Las relaciones humanas son harto complejas. Hace poco más de un lustro la pertiguista rusa Yelena Isinbayeva, de hermosos y profundos ojos color esmeralda, vivió uno de sus momentos estelares. Victoria en los Juegos de Atenas 2004, triunfo resonante en el Mundial de Helsinki, primera mujer en franquear la altura mítica de los 5 m en el salto con garrocha.

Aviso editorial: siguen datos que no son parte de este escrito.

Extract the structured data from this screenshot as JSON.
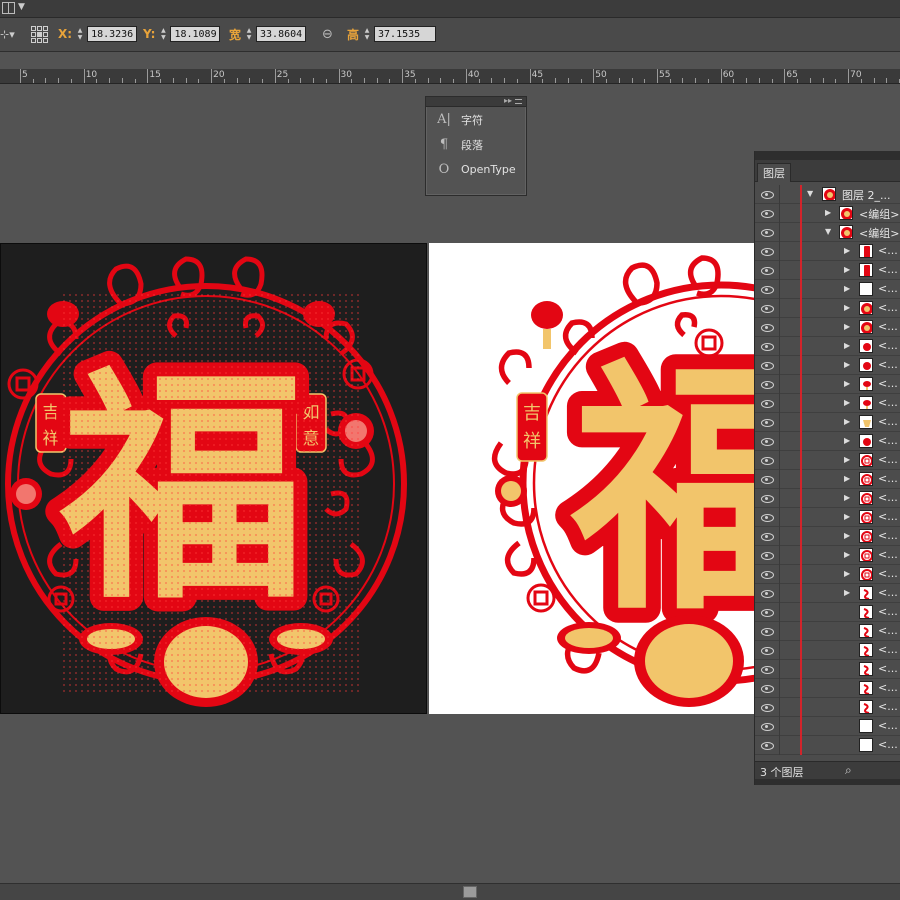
{
  "control_bar": {
    "x_label": "X:",
    "x_value": "18.3236",
    "y_label": "Y:",
    "y_value": "18.1089",
    "width_label": "宽",
    "width_value": "33.8604",
    "height_label": "高",
    "height_value": "37.1535"
  },
  "ruler": {
    "ticks": [
      "5",
      "10",
      "15",
      "20",
      "25",
      "30",
      "35",
      "40",
      "45",
      "50",
      "55",
      "60",
      "65",
      "70"
    ]
  },
  "character_panel": {
    "items": [
      {
        "icon": "character-icon",
        "label": "字符"
      },
      {
        "icon": "paragraph-icon",
        "label": "段落"
      },
      {
        "icon": "opentype-icon",
        "label": "OpenType"
      }
    ]
  },
  "artwork": {
    "main_char": "福",
    "left_tag": [
      "吉",
      "祥"
    ],
    "right_tag": [
      "如",
      "意"
    ],
    "red": "#e30613",
    "gold": "#f2c56b",
    "dark_bg": "#1e1e1e"
  },
  "layers_panel": {
    "tab_label": "图层",
    "top_layer_name": "图层 2_...",
    "group_label": "<编组>",
    "collapsed_label": "<...",
    "footer_count": "3 个图层"
  }
}
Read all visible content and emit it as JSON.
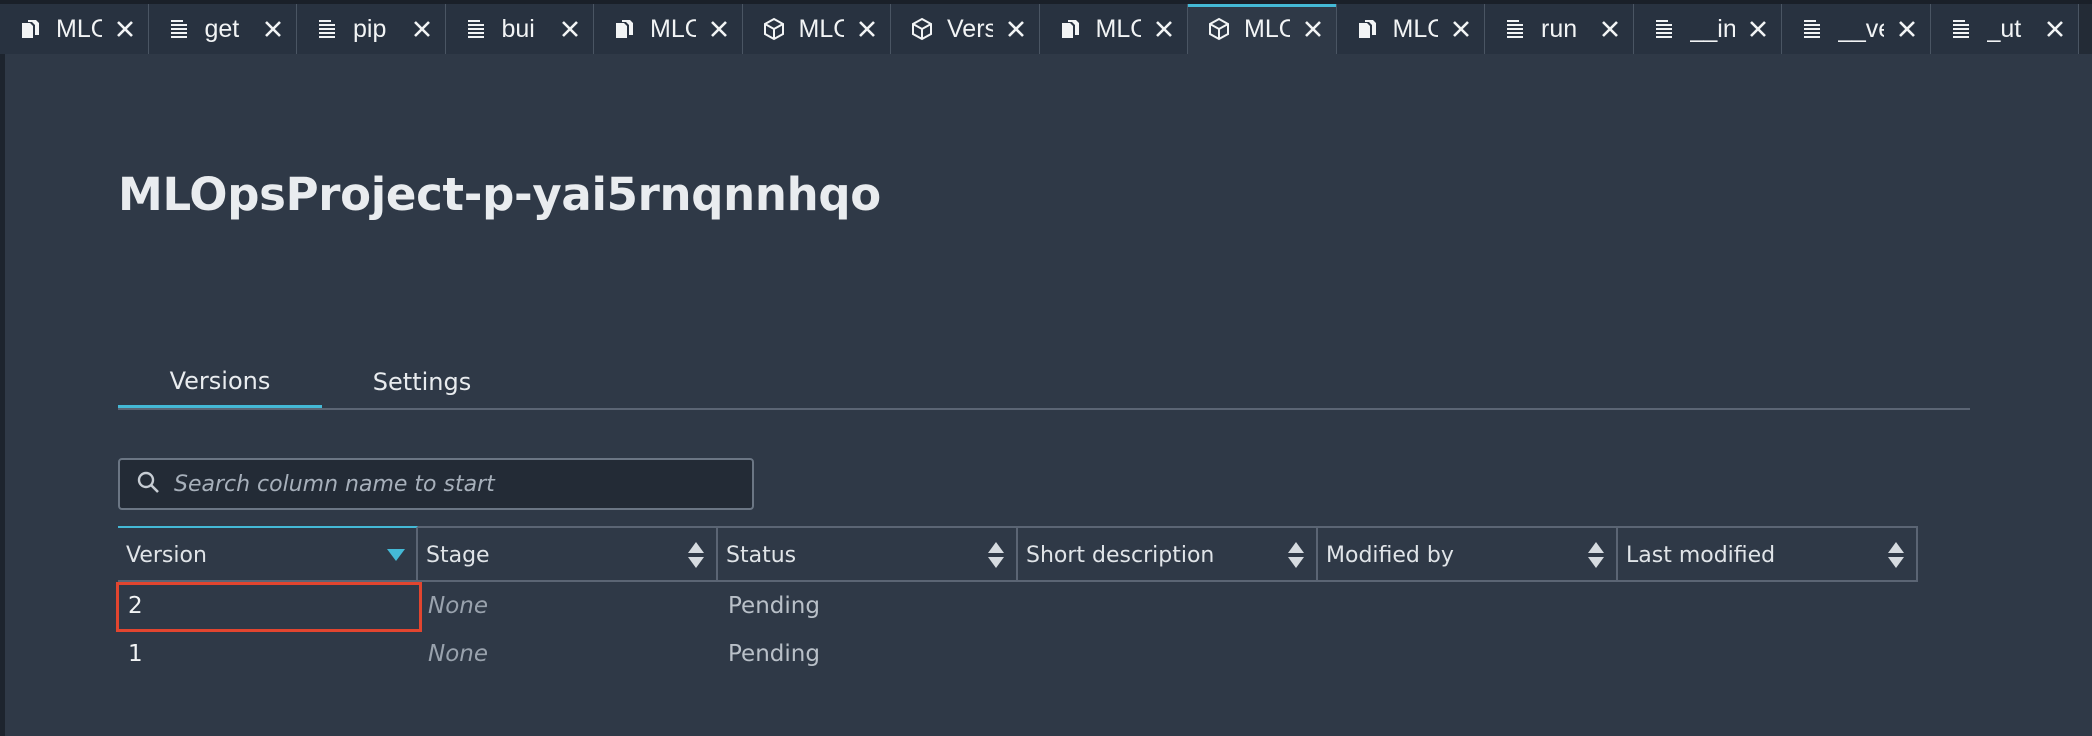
{
  "tabs": [
    {
      "label": "MLOps",
      "icon": "document-stack-icon",
      "active": false
    },
    {
      "label": "get",
      "icon": "text-file-icon",
      "active": false
    },
    {
      "label": "pip",
      "icon": "text-file-icon",
      "active": false
    },
    {
      "label": "bui",
      "icon": "text-file-icon",
      "active": false
    },
    {
      "label": "MLOps",
      "icon": "document-stack-icon",
      "active": false
    },
    {
      "label": "MLOps",
      "icon": "cube-icon",
      "active": false
    },
    {
      "label": "Versions",
      "icon": "cube-icon",
      "active": false
    },
    {
      "label": "MLOps",
      "icon": "document-stack-icon",
      "active": false
    },
    {
      "label": "MLOps",
      "icon": "cube-icon",
      "active": true
    },
    {
      "label": "MLOps",
      "icon": "document-stack-icon",
      "active": false
    },
    {
      "label": "run",
      "icon": "text-file-icon",
      "active": false
    },
    {
      "label": "__init",
      "icon": "text-file-icon",
      "active": false
    },
    {
      "label": "__version",
      "icon": "text-file-icon",
      "active": false
    },
    {
      "label": "_ut",
      "icon": "text-file-icon",
      "active": false
    }
  ],
  "page": {
    "title": "MLOpsProject-p-yai5rnqnnhqo"
  },
  "subtabs": {
    "versions": "Versions",
    "settings": "Settings"
  },
  "search": {
    "placeholder": "Search column name to start"
  },
  "table": {
    "columns": [
      "Version",
      "Stage",
      "Status",
      "Short description",
      "Modified by",
      "Last modified"
    ],
    "sorted_column": "Version",
    "rows": [
      {
        "version": "2",
        "stage": "None",
        "status": "Pending",
        "short_description": "",
        "modified_by": "",
        "last_modified": ""
      },
      {
        "version": "1",
        "stage": "None",
        "status": "Pending",
        "short_description": "",
        "modified_by": "",
        "last_modified": ""
      }
    ],
    "highlighted_row": 0
  },
  "colors": {
    "background": "#2f3947",
    "accent": "#44b9d6",
    "highlight": "#e2452f"
  }
}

Sus logros son el fruto de su esfuerzo con la paciencia y conocimientos del especialista Yevgeni Trofimov. Atleta-entrenador forman una simbiosis técnica ideal que se refleja en 18 récords mundiales. Pero, ¡ay!, en la cauda de éxitos suele presentarse el divorcio.
Inesperadamente Isinbayeva, en un arrebato de despreció y sed por alcanzar la perfección, rompió con Trofimov. Cogió sus bártulos de entrenamientos y se dirigió a Formia, Italia. Había oído el canto de las sirenas en boca de Sergey Bubka, quien le exaltó las virtudes de su entrenador Vitaly Pétrov. Ambos están identificados universalmente como los más grandes garrochistas de todos los tiempos.
Un cambio en la élite no significa un antes y un después. El atleta se lleva centón de conocimientos técnicos, experiencias, vivencias. Existe un periodo de inercia que lleva, mantiene y puede elevar el nuevo entrenador. El cambio resultó favorable en los primeros meses. La parábola de Isinbayeva continuó en ascenso con Pétrov. En Beijing asombró con aquel salto dramático de 5.05. Y más tarde elevó el listón a un prodigioso 5.06 m en la mágica pista de Letzigrund, en Zurich, el 28 de agosto de 2009. Es dueña de un total de 27 récords, 15 al aire libre y 12 en pista cubierta.
Días antes algo ocurrió durante el Mundial de Berlín. Sorteó con dificultades, en la tercera oportunidad, el 4.40 m y le resultó imposible saltar más allá de los 4.45 m, que representan 61 cm menos de su plusmarca. Una actuación con cierto paralelismo con la de Bubka durante los JO de Barcelona. Ganador del oro en Seúl no pudo franquear los 5.60 m.
A la falla estrepitosa en Berlín siguió el 4o lugar en el Mundial Bajo Techo, en Doha, Qatar, 2010. Fue superada por su compañera de equipo, en Formia, la brasileña Fabiana Murer.
Este 6 de marzo en Volvogrado sonó el teléfono. Por el auricular Trofimov escuchó: “Maestro, soy Yelena, ¿cómo está?”... Y Trofimov organizó una fiesta con la familia de Isinbayeva.